Revisiting F-Zero: Maximum Velocity.

I've been a bit busy at work lately so I haven't had the time to update this blog as frequently as I wanted to. There's a bit of a lull right now so I'm taking this chance to throw together some random, maybe unrelated thoughts on this blog.

After finishing Aria of Sorrow last month, I've been at a lost as to what long-term game I was going to concentrate on next. I was adamant this time I would not play yet another Metroidvania, so I've gravitated towards several games, some new to me, some old yet haven't received much attention.

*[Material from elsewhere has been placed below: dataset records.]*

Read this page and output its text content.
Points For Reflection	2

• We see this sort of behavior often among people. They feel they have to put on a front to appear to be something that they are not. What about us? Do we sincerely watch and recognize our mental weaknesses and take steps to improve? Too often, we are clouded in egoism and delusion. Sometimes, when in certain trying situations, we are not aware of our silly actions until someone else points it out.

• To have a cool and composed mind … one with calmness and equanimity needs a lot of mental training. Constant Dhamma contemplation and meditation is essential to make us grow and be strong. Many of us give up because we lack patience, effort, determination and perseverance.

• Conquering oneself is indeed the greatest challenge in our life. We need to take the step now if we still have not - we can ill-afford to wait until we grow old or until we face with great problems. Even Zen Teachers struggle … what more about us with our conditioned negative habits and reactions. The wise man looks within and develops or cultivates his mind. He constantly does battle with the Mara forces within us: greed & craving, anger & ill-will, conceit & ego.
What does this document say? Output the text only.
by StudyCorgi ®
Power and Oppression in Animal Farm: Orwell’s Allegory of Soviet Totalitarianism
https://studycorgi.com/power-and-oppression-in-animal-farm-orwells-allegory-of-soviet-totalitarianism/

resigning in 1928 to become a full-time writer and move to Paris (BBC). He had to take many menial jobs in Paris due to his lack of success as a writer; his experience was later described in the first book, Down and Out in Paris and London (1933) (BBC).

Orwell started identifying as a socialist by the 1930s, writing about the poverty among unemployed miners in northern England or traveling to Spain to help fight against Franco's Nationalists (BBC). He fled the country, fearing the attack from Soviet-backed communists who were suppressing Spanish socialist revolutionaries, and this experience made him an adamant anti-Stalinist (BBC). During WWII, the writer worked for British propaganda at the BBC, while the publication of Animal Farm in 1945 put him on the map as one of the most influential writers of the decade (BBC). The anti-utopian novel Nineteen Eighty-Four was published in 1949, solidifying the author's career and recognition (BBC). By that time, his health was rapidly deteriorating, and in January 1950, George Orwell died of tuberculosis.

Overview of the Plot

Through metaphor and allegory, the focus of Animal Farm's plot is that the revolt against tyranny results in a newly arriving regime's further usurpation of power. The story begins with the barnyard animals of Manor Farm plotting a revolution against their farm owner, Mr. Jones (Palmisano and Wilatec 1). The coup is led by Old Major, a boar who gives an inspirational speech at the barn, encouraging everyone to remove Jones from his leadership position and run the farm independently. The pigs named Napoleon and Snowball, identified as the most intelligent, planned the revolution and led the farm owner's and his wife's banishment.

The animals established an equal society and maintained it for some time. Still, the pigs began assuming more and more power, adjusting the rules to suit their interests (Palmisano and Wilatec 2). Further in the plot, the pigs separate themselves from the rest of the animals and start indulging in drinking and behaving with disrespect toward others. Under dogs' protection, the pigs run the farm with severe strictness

I had bought a GBA around the time of its launch in 2002 and I thought I wanted to revisit the games I had bought back then - Japanese versions of Super Mario Advance and F-Zero (known as F-Zero: Maximum Velocity in the West). I still have the boxes of both games but the carts have long disappeared, thanks to a brother who doesn't know how to keep things properly. (Yes, I'm bitter over it.)


Loaded the roms onto a flashcart and played them both on my DS Lite. I didn't warm up much to the Mario game, despite me loving it a lot. I think I'm just sick of platformers at the moment. F-Zero however sucked me back in and I was transported back to a time when I was back in college, living with a bunch of collegemates.

The apartment I lived in had trouble with their electricity supply and the fuse often blew. That meant lots of nights in the dark and if we needed light, we had to open the front door to get light from the corridor outside. I had managed to convince a housemate who also bought a GBA around the same time as I did to also buy F-Zero and so on one of these powerless nights, we hooked both our GBAs together with a link cable and attempted to race each other.

The GBA of course did not have a backlight, nor a frontlight. So there we were hanging out in the corridor, racing our high speed hovercars, holding our GBAs at ridiculous angles just to see properly what was going on in the game.

I didn't think the lack of a backlight was that bad at the time, but having recently had a short play of Aria of Sorrow on an original GBA, I wonder how my eyes even survived.


Anyways, back to F-Zero, I've only played the first Cup on Beginner so I haven't spent a long time with it yet. Due to the controls forcing you to tap the accelerator button over and over while holding either of the shoulder buttons if you wan to corner effectively at high speeds, I quickly developed sore thumbs. I love the game but I don't want to injure myself playing it.

So now I'm not sure if I'll continue to play it. We'll see. Maybe I should just get back to my unfinished playthrough of Mother 3. I think I'm very near the end already in that one.